The Rialto Theater Foundation and Bookmans Entertainment Exchange failed to obtain permits for their large murals, both of which promote shows at the Rialto Theater at 318 E. Congress St.

The Rialto's murals are painted on the side of the theater, while the murals at Bookmans - which promote both Rialto's show and 2nd Saturday Nights - are painted at its North Campbell Avenue/East Grant Road location.

Despite their artistic style, the murals promote a commercial product and are considered signs under the city's sign code. Copies of the notice of violations issued by the city said neither business obtained permits for them.

Several city officials in the Development Services Department did not return calls Friday.

The murals, which change regularly, have been painted on the Rialto since September, said Rialto Executive Director Doug Biggers. They had been painted at Bookmans since about December, said Sheila Kressler-Crowley, marketing director for Bookmans.

Murals at both the locations promoted a show at the Rialto by the New Pornographers on July 21. Kressler-Crowley said someone might have been offended by the New Pornographers name and called in the violations.

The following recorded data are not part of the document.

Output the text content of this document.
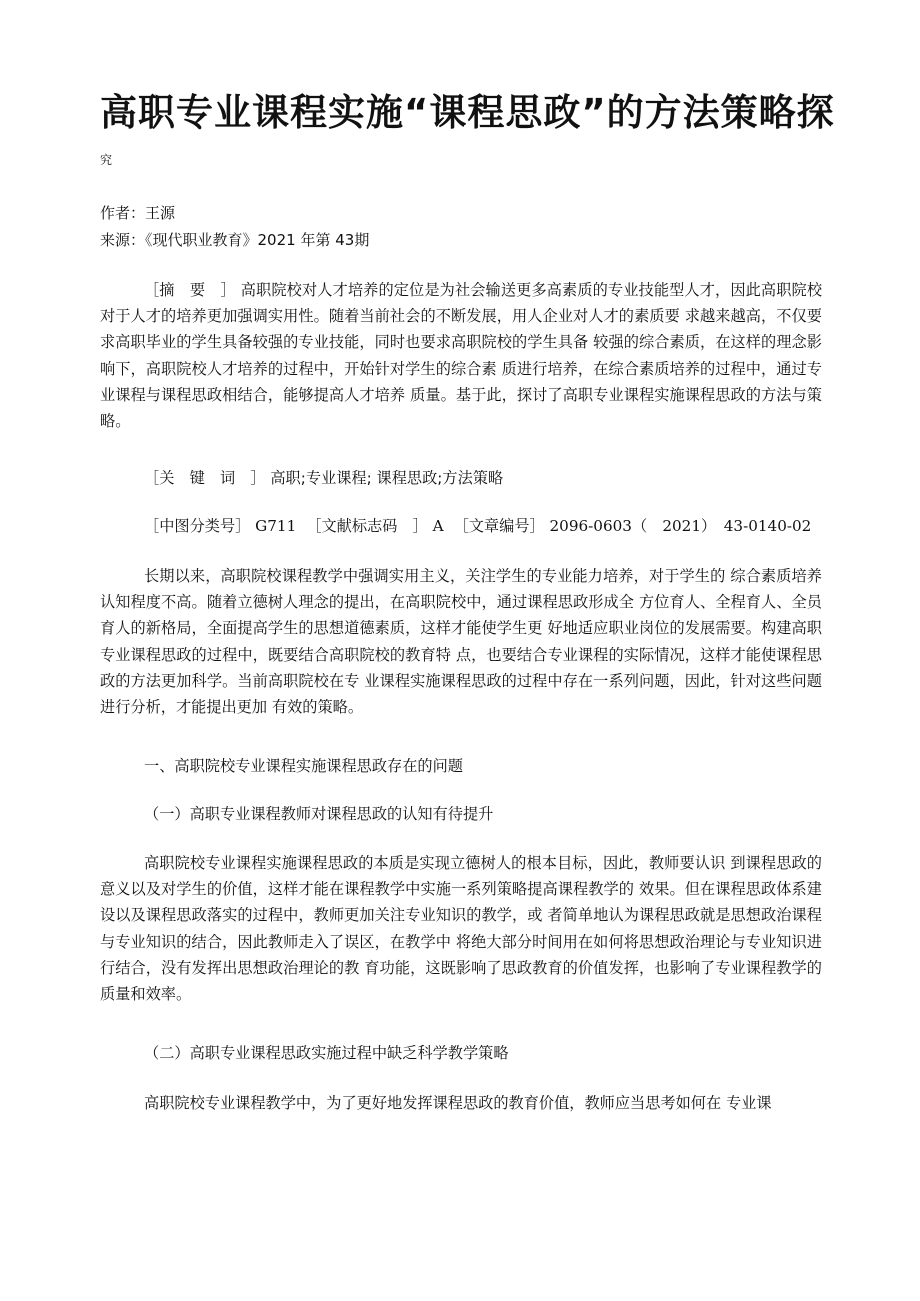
高职专业课程实施“课程思政”的方法策略探
究
作者：王源
来源：《现代职业教育》2021 年第 43期

［摘　要　］ 高职院校对人才培养的定位是为社会输送更多高素质的专业技能型人才，因此高职院校对于人才的培养更加强调实用性。随着当前社会的不断发展，用人企业对人才的素质要 求越来越高，不仅要求高职毕业的学生具备较强的专业技能，同时也要求高职院校的学生具备 较强的综合素质，在这样的理念影响下，高职院校人才培养的过程中，开始针对学生的综合素 质进行培养，在综合素质培养的过程中，通过专业课程与课程思政相结合，能够提高人才培养 质量。基于此，探讨了高职专业课程实施课程思政的方法与策略。

［关　键　词　］ 高职;专业课程; 课程思政;方法策略
［中图分类号］ G711 ［文献标志码　］ A ［文章编号］ 2096-0603（　2021）　43-0140-02

长期以来，高职院校课程教学中强调实用主义，关注学生的专业能力培养，对于学生的 综合素质培养认知程度不高。随着立德树人理念的提出，在高职院校中，通过课程思政形成全 方位育人、全程育人、全员育人的新格局，全面提高学生的思想道德素质，这样才能使学生更 好地适应职业岗位的发展需要。构建高职专业课程思政的过程中，既要结合高职院校的教育特 点，也要结合专业课程的实际情况，这样才能使课程思政的方法更加科学。当前高职院校在专 业课程实施课程思政的过程中存在一系列问题，因此，针对这些问题进行分析，才能提出更加 有效的策略。

一、高职院校专业课程实施课程思政存在的问题
（一）高职专业课程教师对课程思政的认知有待提升

高职院校专业课程实施课程思政的本质是实现立德树人的根本目标，因此，教师要认识 到课程思政的意义以及对学生的价值，这样才能在课程教学中实施一系列策略提高课程教学的 效果。但在课程思政体系建设以及课程思政落实的过程中，教师更加关注专业知识的教学，或 者简单地认为课程思政就是思想政治课程与专业知识的结合，因此教师走入了误区，在教学中 将绝大部分时间用在如何将思想政治理论与专业知识进行结合，没有发挥出思想政治理论的教 育功能，这既影响了思政教育的价值发挥，也影响了专业课程教学的质量和效率。

（二）高职专业课程思政实施过程中缺乏科学教学策略

高职院校专业课程教学中，为了更好地发挥课程思政的教育价值，教师应当思考如何在 专业课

The two businesses are taking approaches to what they will do about the murals, although Biggers called the citation silly and Kressler-Crowley called it lame.

Biggers said he doesn't have the time to put together a presentation to the Sign Code Advisory Committee, and said the mural will be changed so it could only be considered art and not a commercial sign.

It will include "provocative content in a non-verbal manner that will celebrate the theater" and its cultural expressions, Biggers said.

"We'll put up a mural that is pure art," Biggers said. "Our murals have been much appreciated from all the feedback we've received."

Bookmans, meanwhile, is trying to get a permit or a variance for its murals, so the company can continue to promote the Rialto along with downtown events.

Kressler-Crowley said the city has been open to working with Bookmans on the issue.

"It's really in their hands at this point," she said.

Bookmans just wants to help out the nonprofit Rialto Theater Foundation, she said.

"Our intention is to support a nonprofit and support cultural events downtown," Kressler-Crowley said. "We could paint over the mural. But that's not the point."